Итак, связь между Сальери и Вольтером не рвется от приходящейся на нее тяжести действительного прототипа Сальери - этической доктрины XVIII века.
Основным характеристикам этого века без труда находятся аналогии в характере Сальери. Его (века) принципиальная непоэтичность была пред - определена переинтерпретацией мира на чисто рациональной основе. Отбросив религию, просветительская философия не могла не разрушить то
начало, которое позволяло человеку сопротивляться злому в себе — совесть.
Вместо религиозной Просвещение предложило свою этику, построенную по образцу экспериментальной физики. В предисловии к им же написанному «Катехизису», в котором очень точно воспроизведены этические лозунги революционной французской буржуазии, Вольней, один из авторов «Декларации прав человека и гражданина», писал, что этика — «это чисто физическая и геометрическая наука, подчиняющаяся правилам и расчетам точно так же, как другие точные науки»[220]. Поверка алгеброй гармонии была совсем не случайным заблуждением одинокого ума пушкинского завистника. Не он изобрел и главную норму, управляющую поведением разумного человека, — справедливость, понимаемую как равновесие между тем, что человек отдает, и тем, что получает от других.Нравственные понятия лишились бескорыстности. Они полезны для обладателя, ибо оплачиваются в той или иной форме благоразумными согражданами. Плохой, бесчестный человек — это такой, который плохо считает свои выгоды. Любое преступление рассматривается лишь как просчет в оценке ситуации и ее результатах с точки зрения своих интересов.

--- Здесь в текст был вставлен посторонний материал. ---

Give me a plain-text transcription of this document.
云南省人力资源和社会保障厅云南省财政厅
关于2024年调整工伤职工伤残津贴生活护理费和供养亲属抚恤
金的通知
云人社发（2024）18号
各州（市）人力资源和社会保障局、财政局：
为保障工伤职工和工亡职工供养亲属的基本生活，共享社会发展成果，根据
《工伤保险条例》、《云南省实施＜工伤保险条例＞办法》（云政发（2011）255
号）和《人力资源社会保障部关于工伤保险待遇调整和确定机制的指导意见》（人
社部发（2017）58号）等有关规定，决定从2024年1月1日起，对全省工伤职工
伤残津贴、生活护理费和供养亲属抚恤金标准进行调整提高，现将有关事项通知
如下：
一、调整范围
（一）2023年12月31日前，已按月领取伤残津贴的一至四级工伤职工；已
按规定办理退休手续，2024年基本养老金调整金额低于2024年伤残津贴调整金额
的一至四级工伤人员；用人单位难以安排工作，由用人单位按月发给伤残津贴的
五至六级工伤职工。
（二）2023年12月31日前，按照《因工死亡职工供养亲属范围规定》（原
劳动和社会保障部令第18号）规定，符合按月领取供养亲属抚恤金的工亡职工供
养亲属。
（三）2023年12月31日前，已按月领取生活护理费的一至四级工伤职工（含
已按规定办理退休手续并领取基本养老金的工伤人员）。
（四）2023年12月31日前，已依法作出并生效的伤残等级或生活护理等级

Этой нормой и поверяет Сальери свое решение, взвешивая на весах справедливость жизни Моцарта:
Что пользы, если Моцарт будет жив?
В Сальери дошла до своего логического конца линия нравственной дифференциации «плодов Просвещения», тех его философско-религиозных результатов, что изменили или сильно трансформировали сознание чело - века. Эта линия вела нас от Годунова к Вельможе и Барону. По сравнению со всеми ними фигура Моцарта — новая. Если убийца воспринимается безусловно отрицательно, то его жертва неминуемо приобретает противоположный знак. В этом смысле в выборе Пушкиным главного героя пьесы чувствуется специфический «нажим», ибо фигура Моцарта априори
окрашена самой горячей читательской симпатией. Этот нажим означает, в частности, что правота «положительного персонажа» едва ли может быть показана убедительно, иначе не нужно было бы Пушкину прибегать к такому заведомому смещению в одну сторону зрительских симпатий.
Добавим к этому следующее. Как сам Сальери, так и родственные с ним персонажи сформированы просветительской философией, выразителем которой Пушкин считал Вольтера. Тогда какова философия, стоящая за «положительным» героем — какая-то иная или та же самая?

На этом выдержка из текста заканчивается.